I have been running some load tests on our Axon based platform over the past few weeks. Under certain load, the platform performance degrades… a lot… I am investigating possible causes but my main focus is right now on our Event Store.
I have noticed that up until the execution of the @EventSourcingHandlers it all goes smoothly. That would be… loading the aggregate, executing the logic of the command, and executing the actual @EventSourcingHandlers (and whatever else Axon does under the hood). Under heavy load, everything that happens after the @EventSourcingHandlers starts taking a bit while… Things that may be causing these lags could be stuff like inserting the actual events into the Event Store or potentially generating and storing Snapshots in the database (or again, whatever Axon does under the hood). By looking at certain metrics our AWS Aurora database is giving us, the query that is executed more often is:
select next_val as id_val from hibernate_sequence for update
Which is the sequence used for event insertion in the event store. The difference with other queries, updates or inserts is just huge.
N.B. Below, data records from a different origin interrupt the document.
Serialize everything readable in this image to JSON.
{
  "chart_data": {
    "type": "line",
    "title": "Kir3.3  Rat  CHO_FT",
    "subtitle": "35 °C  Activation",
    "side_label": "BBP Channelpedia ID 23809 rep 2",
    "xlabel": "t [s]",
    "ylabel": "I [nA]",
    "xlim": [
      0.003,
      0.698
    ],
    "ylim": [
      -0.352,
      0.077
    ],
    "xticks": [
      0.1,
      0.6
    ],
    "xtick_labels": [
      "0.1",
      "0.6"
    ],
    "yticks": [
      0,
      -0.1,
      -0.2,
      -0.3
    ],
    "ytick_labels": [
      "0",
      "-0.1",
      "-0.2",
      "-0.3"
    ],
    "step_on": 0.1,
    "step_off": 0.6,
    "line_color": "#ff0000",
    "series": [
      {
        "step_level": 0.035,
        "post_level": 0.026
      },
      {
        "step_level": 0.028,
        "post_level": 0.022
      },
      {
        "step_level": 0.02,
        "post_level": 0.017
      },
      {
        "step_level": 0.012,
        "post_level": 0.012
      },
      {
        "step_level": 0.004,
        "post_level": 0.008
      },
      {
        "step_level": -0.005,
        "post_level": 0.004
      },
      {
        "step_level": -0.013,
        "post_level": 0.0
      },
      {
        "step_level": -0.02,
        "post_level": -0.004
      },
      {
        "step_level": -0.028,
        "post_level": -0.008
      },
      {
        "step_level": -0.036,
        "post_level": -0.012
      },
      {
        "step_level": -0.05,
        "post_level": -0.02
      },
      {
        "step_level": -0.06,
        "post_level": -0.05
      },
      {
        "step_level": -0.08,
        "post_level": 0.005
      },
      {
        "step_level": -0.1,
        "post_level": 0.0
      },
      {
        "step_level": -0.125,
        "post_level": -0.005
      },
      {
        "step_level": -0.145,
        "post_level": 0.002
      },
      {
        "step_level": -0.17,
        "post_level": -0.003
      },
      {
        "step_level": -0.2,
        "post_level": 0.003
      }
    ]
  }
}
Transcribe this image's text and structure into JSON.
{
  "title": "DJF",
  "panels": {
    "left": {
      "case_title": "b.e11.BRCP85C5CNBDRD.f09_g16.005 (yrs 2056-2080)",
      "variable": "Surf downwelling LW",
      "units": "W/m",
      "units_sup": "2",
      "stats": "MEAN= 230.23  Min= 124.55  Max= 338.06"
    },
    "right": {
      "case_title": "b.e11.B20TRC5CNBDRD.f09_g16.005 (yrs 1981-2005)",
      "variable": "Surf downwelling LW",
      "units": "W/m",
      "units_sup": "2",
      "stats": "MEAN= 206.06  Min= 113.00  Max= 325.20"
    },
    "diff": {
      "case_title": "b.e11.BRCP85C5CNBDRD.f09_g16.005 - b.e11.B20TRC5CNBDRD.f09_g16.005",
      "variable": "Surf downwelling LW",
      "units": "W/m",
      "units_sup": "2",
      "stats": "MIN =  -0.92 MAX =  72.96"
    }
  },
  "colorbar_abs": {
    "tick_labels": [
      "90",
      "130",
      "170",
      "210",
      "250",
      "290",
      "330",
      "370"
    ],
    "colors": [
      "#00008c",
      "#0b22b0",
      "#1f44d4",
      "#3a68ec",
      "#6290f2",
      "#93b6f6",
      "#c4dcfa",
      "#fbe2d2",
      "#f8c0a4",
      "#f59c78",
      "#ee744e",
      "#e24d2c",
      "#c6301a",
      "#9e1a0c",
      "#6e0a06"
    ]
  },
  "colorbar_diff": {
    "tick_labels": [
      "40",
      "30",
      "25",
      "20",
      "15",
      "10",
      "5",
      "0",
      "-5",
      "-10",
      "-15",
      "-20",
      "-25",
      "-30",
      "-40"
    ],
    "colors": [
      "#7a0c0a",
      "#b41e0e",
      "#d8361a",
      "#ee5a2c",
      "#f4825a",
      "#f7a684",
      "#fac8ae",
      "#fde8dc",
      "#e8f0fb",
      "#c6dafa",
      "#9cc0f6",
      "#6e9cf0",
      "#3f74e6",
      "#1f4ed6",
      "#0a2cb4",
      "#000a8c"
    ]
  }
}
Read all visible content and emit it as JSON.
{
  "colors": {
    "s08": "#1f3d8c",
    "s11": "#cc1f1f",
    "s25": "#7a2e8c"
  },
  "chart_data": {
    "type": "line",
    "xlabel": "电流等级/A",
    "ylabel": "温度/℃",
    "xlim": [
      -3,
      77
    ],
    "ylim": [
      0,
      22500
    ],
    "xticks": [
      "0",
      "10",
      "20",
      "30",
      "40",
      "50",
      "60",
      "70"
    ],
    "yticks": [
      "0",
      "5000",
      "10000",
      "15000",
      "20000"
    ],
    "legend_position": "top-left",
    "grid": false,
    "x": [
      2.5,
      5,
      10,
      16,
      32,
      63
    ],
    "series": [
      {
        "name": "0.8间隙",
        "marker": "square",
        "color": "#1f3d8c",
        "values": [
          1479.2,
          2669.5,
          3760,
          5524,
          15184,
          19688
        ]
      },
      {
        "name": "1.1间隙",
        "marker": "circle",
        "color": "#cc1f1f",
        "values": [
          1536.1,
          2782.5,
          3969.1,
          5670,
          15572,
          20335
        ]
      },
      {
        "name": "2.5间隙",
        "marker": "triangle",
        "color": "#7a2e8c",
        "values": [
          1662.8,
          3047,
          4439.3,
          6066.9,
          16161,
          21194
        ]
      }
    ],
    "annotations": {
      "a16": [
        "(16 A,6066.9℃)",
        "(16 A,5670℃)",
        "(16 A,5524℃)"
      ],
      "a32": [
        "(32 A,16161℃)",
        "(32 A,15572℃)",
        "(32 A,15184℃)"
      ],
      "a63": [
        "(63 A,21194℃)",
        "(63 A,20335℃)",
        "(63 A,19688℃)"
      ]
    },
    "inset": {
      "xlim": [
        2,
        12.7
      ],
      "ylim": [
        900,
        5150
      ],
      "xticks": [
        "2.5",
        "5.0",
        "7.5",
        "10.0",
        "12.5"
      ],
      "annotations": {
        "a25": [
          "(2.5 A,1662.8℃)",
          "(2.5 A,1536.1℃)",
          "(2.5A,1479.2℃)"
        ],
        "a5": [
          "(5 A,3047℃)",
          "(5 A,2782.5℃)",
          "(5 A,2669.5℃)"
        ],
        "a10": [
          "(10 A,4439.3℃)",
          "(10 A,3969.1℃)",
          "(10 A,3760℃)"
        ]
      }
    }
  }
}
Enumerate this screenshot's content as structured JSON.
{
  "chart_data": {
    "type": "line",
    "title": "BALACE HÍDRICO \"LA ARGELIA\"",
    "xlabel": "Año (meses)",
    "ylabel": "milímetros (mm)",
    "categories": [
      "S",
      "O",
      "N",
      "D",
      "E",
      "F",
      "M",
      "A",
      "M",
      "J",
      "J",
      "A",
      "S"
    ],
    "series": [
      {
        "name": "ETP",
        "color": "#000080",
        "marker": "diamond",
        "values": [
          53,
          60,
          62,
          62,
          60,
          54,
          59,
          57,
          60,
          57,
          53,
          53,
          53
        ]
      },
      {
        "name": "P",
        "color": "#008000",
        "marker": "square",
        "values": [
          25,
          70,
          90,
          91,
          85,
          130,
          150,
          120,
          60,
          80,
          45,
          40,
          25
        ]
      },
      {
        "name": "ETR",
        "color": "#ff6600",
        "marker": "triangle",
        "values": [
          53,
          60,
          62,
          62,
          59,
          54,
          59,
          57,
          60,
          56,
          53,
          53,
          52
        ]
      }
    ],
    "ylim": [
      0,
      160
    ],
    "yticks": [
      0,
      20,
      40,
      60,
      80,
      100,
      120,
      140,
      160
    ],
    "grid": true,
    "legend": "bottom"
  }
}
Our Event Store is in an Aurora MySQL database on AWS and at the time of writing this message contains around 88.000.000 events taking a total of 300GiB of disk space in the environment we are load testing (approximate numbers). The service that contains the Aggregate logic is just one, but there are two instances of it running. We are not using the DistributedCommandBus, but a distributed cache for the Snapshots, meaning that when we receive a command, given that the snapshot lives in a distributed cache, no matter who receives it, it will retrieve the latest version of it.
So, I have kind of run out of ideas on what may be causing these lags. At the moment I am concerned about the fact that so many concurrent writes in the Event Store may be an issue, that the service is waiting for a long time to actually insert the events in the database under high load circumstances. Can it be the case? Do you have any ideas on what direction I can take here? I know this whole question is too vague and a long shot, but maybe you guys, with a deeper knowledge of Axon than I have can think of some action plan.
If that was the case and I could prove it, I would consider using Axon Server since, from what I have read and heard, it could help, but I obviously don’t want to implement such a big change (with the time and money costs it would involve) without knowing 100% that my current bottleneck is our MySQL Event Store.
Any help would really be appreciated